ご質問への回答ですが、結論から申し上げますと適用除外製品である貴社の産業用大型固定据付機器のスペアパーツは一般的には適用除外となります。

また、第4条3項で「(a)2006年7月1日以前に上市されていた電気電子機器」および「(f)除外から便益を得ており、特定の除外に関する限り、除外期限が終了する前に上市された電気電子機器」のスペアパーツは非含有規制が適用除外されます。

ただし、貴社のスペアパーツそのものが、単品で他の用途に用いることができ、しかもそれが、第3条[1]の定義する交流1000V以下、直流1500V以下の電圧で使用される電気電子製品に該当するものであれば、スペアパーツ自身がRoHS指令の対象となる可能性があり、産業用大型固定据付機器とは別に上市される場合は非含有の義務が発生します。
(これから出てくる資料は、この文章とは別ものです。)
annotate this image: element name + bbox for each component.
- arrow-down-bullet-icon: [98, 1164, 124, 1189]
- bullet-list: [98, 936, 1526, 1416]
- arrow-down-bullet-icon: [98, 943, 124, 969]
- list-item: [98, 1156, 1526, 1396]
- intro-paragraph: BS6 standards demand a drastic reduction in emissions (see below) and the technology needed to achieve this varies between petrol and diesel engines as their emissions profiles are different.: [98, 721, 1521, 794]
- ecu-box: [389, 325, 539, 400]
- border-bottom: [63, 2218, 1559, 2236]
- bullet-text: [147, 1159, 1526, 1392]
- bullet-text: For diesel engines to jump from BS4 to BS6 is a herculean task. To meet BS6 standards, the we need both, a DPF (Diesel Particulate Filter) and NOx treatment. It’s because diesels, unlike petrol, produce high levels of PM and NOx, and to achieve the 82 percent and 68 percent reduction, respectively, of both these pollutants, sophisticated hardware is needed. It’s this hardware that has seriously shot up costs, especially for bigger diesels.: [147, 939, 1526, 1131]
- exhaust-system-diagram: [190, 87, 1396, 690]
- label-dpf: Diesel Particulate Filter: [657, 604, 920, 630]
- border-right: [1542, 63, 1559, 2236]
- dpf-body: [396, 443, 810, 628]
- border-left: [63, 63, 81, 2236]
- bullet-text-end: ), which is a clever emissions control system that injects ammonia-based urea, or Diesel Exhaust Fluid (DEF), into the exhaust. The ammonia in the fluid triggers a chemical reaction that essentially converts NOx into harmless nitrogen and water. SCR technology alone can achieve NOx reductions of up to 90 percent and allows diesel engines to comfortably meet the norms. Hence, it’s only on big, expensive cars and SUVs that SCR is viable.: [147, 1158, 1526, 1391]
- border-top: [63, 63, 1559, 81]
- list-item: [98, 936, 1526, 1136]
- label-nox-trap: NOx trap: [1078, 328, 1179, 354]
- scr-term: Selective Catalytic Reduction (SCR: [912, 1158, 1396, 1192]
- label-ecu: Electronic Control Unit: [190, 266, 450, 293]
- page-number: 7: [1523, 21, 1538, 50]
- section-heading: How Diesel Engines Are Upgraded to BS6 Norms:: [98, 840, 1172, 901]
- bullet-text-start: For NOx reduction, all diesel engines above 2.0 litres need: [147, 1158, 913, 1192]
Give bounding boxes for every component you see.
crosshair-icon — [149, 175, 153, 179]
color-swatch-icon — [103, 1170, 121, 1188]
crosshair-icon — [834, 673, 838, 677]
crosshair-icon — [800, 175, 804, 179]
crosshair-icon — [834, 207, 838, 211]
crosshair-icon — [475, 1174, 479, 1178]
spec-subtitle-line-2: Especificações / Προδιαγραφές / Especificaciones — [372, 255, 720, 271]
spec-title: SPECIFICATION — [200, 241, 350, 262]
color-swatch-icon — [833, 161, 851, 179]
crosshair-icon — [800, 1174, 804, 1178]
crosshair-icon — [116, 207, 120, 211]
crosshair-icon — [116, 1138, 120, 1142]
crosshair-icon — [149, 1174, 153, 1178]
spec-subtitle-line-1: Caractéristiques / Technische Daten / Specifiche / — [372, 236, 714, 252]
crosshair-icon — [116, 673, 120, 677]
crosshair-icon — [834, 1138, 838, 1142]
また、今回の改正でCat.9〔監視および制御機器(産業用の監視および制御機器を含む)〕が適用範囲に入りました。産業用大型固定据付機器に組み込む制御機器はどうするかが論点になっています。論点解説は割愛しますが、産業用大型固定据付機器に組み込まれたCat9の制御機器のスペアパーツは2017年から適用となる可能性があります。

当解説は筆者の知見、認識に基づいてのものであり、特定の会社、公式機関の見解等を代弁するものではありません。法規制解釈のための参考情報です。 法規制の内容は各国の公式文書で確認し、弁護士等の法律専門家に判断によるなど最終的な判断は読者の責任で行ってください。